From his writings, it doesn't appear to me that Chandler/Marlowe was as racist or sexist as his peers in the hard boiled fiction biz. Yes, Blacks and Latinos were usually only house help. Italians ran mortuaries on Bunker Hill and had criminal connections. There was white trash too (Jessie Florian) and house help that came off smarter than their old money employers. Mostly though, "non-whites" are always on the periphery or non-existent, which is also racist to me.

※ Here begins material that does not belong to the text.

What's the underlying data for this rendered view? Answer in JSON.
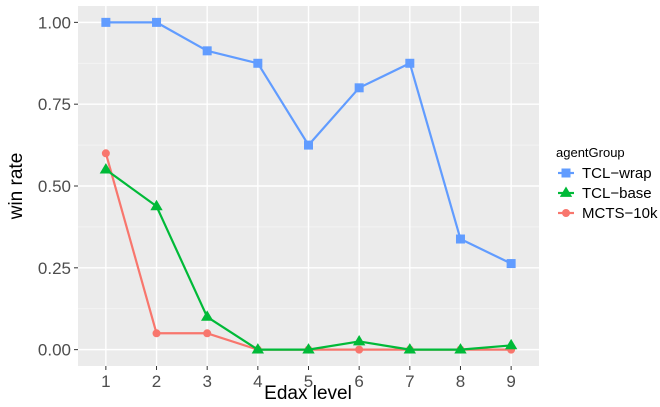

I do think, however, it's ok to judge someone's views even if they are supposedly in sync with the time. Jefferson is my fav example of this. When i was dragged to Montebello, what stood out to me were the slave quarters and the gardens they "worked" in.

Anonymous said...

There are a couple of anonymous commenters here. i was the first, so I guess Mr. Adler's comments were in reference to mine. I mentioned Nulty's dialogue. I don't see how his language or the newshawk's changes anything. I think you are still holding a 69 year old book to today's standards. Chandler was born in the nineteenth century for cryin' out loud. We should be thankful that documents like FML exist to remind us of how far we have come, and how much we've stayed the same.

Mark Coggins said...

There's this exchange in The Long Goodbye between Marlowe and a black chauffeur:

"'I grow old. . . I grow old. . I shall wear the bottoms of my trousers rolled.' What does that mean, Mr. Marlowe?"
"Not a bloody thing. It just sounds good."
He smiled. "That is from the 'Love Song of J. Alfred Prufrock.' Here's another one. 'In the room the women come and go/Talking of Michael Angelo.' Does that suggest anything to you, sir?"
"Yeah--it suggests to me that the guy didn't know very much about women."
"My sentiments exactly, sir. Nonetheless I admire T. S. Eliot Very much."
"Did you say 'nonetheless'?"
"Why, yes I did. Mr. Marlowe. Is that incorrect?"
"No, but don't say it in front of a millionaire. He might think you were giving him the hotfoot."

Chandler is at least playing with peoples' expectations about blacks there (but perhaps dings women in the process!)